Das Eid Al Adha, zu Deutsch Opferfest, ist das wichtigste religiöse Fest im Islam. Dieser höchste Feiertag der Muslime bildet seit der ersten Pilgerfahrt des Propheten Muhammad nach Mekka bis heute den Abschluss der Hadsch, der großen Wallfahrt. Millionen Muslime weltweit feiern ihn. In diesem Jahr durfte ich dieses große Fest vom morgendlichen Gebet über die Opferung eines Tieres bis zum gemeinsamen Festessen mit der Familie meines Freundes Waged in Kairo hautnah miterleben.

Festgebet und frische Datteln

Es ist der Morgen des 21. Augusts 2018, des Eid Al Adha. Um 4.30 Uhr morgens herrscht bereits geschäftiges Treiben auf den Straßen Kairos.

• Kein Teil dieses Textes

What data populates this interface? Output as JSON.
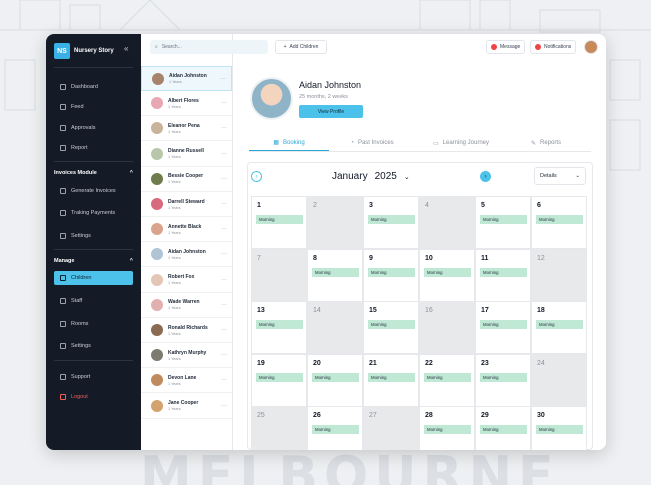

Die Muezzine rufen, die Menschen strömen zu den Moscheen. So auch in New Cairo im Osten Kairos. Auf dem Platz vor der New Police Mosque treffen sich dutzende Familien. Waged und ich mitten drin. Im Licht der frühen Sonnenstrahlen versammeln sich unzählige Männer, Frauen und Kinder zum gemeinsamen Festgebet. Normalerweise beten Frauen zu Hause, weil nur wenige Moscheen einen Gebetsraum für Frauen haben. Zum Festgebet sind jedoch Plätze für alle vorgesehen. Während Waged betet, warte ich auf dem Platz und genieße die Ruhe. Scheinbar hält die ganze Stadt inne. Um kurz vor 5 Uhr, zum Ende des Gebets, herrscht ein Moment der Stille, in der ich nur das Plätschern des Springbrunnens vor der Moschee und einige um die Minarette kreisende Vögel hören kann.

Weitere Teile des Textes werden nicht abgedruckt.